Mon chèr et excellent ami, je viens de recevoir en même tems Votre lettre du et la Préface aux Fragmens philosophiques ; toutes les deux m’ont fait un vrai et grand plaisir, à l’exception près de ce que Vous dites des contrariétés, qui entravent Vos travaux. N’en soyés pas impatient, Vous dont l’ame a reçu la trempe de l’héroïsme; des fatalités peûtêtre encore plus accablantes, puisque ma santé est toûjours affectée, m’ont empeché également d’achever des travaux hautement demandés - j’y suis cependant, et je peux Vous annoncer avec assurance la publication prochaine du 1r Vol˖[ume] de mon ouvrage sur la Mythologie, qui frayera la route à bien des autres –
Vous me demandés des conseils! Eh bien, je ne peux que Vous dire: Continués! Vous avés tout-à-fait saisi l’idee du vrai systême; peûtêtre que le chemin, que Vous Vous êtes proposé de suivre, est un peu plus long qu’il ne faut au fond, mais enfin quelque que soit la méthode, qui la première parviendra, à faire sortir des tenèbres et paroitre au monde ce systême unique et universel, toûjours pour avoir tout fait, on sera obligé de faire ce que vous pensés faire, d’éclairer l’histoire de la philosophie par ce systême et v˖[ice] v˖[ersa] de demontrer ce systême par l’histoire entière de la philosophie.
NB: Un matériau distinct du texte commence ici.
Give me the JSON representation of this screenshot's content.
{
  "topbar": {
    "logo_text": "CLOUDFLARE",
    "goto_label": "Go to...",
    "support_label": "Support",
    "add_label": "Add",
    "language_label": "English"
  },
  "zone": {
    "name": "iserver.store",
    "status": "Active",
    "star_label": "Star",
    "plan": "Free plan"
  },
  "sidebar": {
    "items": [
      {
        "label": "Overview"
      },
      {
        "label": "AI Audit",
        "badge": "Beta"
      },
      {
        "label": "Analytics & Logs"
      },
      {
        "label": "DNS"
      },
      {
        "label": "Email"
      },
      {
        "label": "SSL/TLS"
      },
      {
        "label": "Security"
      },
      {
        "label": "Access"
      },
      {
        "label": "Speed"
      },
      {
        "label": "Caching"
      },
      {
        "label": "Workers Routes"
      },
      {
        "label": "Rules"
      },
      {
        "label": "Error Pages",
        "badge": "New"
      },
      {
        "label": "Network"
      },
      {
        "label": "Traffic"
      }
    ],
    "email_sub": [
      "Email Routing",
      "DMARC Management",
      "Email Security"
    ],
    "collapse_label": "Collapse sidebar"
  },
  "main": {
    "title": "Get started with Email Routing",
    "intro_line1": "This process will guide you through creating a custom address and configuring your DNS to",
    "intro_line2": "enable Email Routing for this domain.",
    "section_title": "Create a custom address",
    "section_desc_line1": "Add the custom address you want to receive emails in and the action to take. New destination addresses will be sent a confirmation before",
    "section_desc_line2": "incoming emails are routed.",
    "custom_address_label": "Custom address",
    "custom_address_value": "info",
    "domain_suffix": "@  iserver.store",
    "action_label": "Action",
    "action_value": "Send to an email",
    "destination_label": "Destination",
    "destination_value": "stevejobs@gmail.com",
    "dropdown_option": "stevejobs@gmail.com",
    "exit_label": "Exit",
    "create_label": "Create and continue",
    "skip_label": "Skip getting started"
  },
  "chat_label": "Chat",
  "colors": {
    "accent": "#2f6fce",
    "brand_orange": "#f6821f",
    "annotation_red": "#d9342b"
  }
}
Je suis aussi tout-à-fait de Votre avis sur l’impossibilité, où l’on est, de faire revenir le tems moderne de la route de l’Empirisme, qu’il a suivi avec tant de constance et de succès. C’est à la verité une pitoyable pusillanimité ou un singulier excès de modestie, qu’en France comme en Angleterre, de ce vaste empire de l’Empirisme la philosophie n’ait cru pour elle – et se soit laissée borner à ce pauvre domaine des observations minucieuses et sterilès dites psychologiques. Malgré cela – vouloir rappeler ces peuples de cet Empirisme, ce seroit vouloir leur commander un mouvement retrograde; ce n’est pas à eux de reculer, mais c’est à nous autres Allemands, qui depuis l’existence de la philosophie naturelle sommes sortis de cette triste alternative d’idées creuses d’une metaphysique sans base, dont on a toute raison de se mocquer, et d’observations minces et arides d’une psychologie infructueuse – c’est à nous, dis-je, et à ceux, qui nous comprennent, à pousser le systême universel – partant lui même d’un premier principe, qui à cause même de son objectivité ou positivité absolue ne se laisse connoitre qu’à posteriori – jusqu’au point, où il doit se confondre avec cet Empirisme réconnu à si juste titre et ne former avec lui qu’une seule masse, dès-lors irresistible et inébranlable –
Je Vous ai tantôt parlé des Allemands, mais à dire le vrai on est encore bien loin de comprendre en Allemagne ce que par ex. Vous – Vous avés deviné avec tant de sagacité; il y a au contraire, qui croient nous aider et nous corriger en ramenant tout à un Wolfianisme in der höheren Potenz. Je me flatte, qu’au point, où Vous êtes mon travail sur la Mythologie Vous doit singulièrement convenir, je vous le ferai tenir dès le moment de la publication. Je Vous rens bien des graces des soins, que Vous vous chargés de prendre de l’introduction de cet ouvrage en France, il y a déja plusieurs années, que pour la traduction ou plûtôt pour la redaction française je m’en suis remis à Mr. Pictet; vous m’obligerés bien en l’aidant de vos conseils. Oserai-je Vous charger de mes remercimens profonds pour Mr. Guigniaut, qui m’a fait l’honneur de me faire présent de son travail sur Mr. Creuzer; je l’ai lû avec admiration, et j’ai taché d’en profiter pour mon travail autant qu’il était possible. S’il ne semblait pas trop de presomption à le dire, je serai bien tenté de prier Mr. Guigniaut, de differer son discours preliminaire jusqu’ à la publication au moins du 1r Vol˖[ume] de mon ouvrage, ce serait peûtêtre lui épargner un double travail, puisque la philosophie de la Mythologie, que j’y donnerai, diffère totalement de toutes les theories adopteés jusqu’ici, et même de celle de Mr. Creuzer. C’est au plus tard dans trois mois , que je pourrai lui envoyer ce 1r. Volume.
Je vous remercie encore de Votre Proclus et de Votre Prospectus de l’édition de Des Cartes. Il m’a paru digne de Vous.
Adjeu, mon cher et vaillant ami, croyés toûjours que tout ce qui vient de Vous et qui vous regarde me tient à coeur, et que je n’ai pour vous d’autres sentimens, que ceux de la plus haute estime et de la plus parfaite amitié.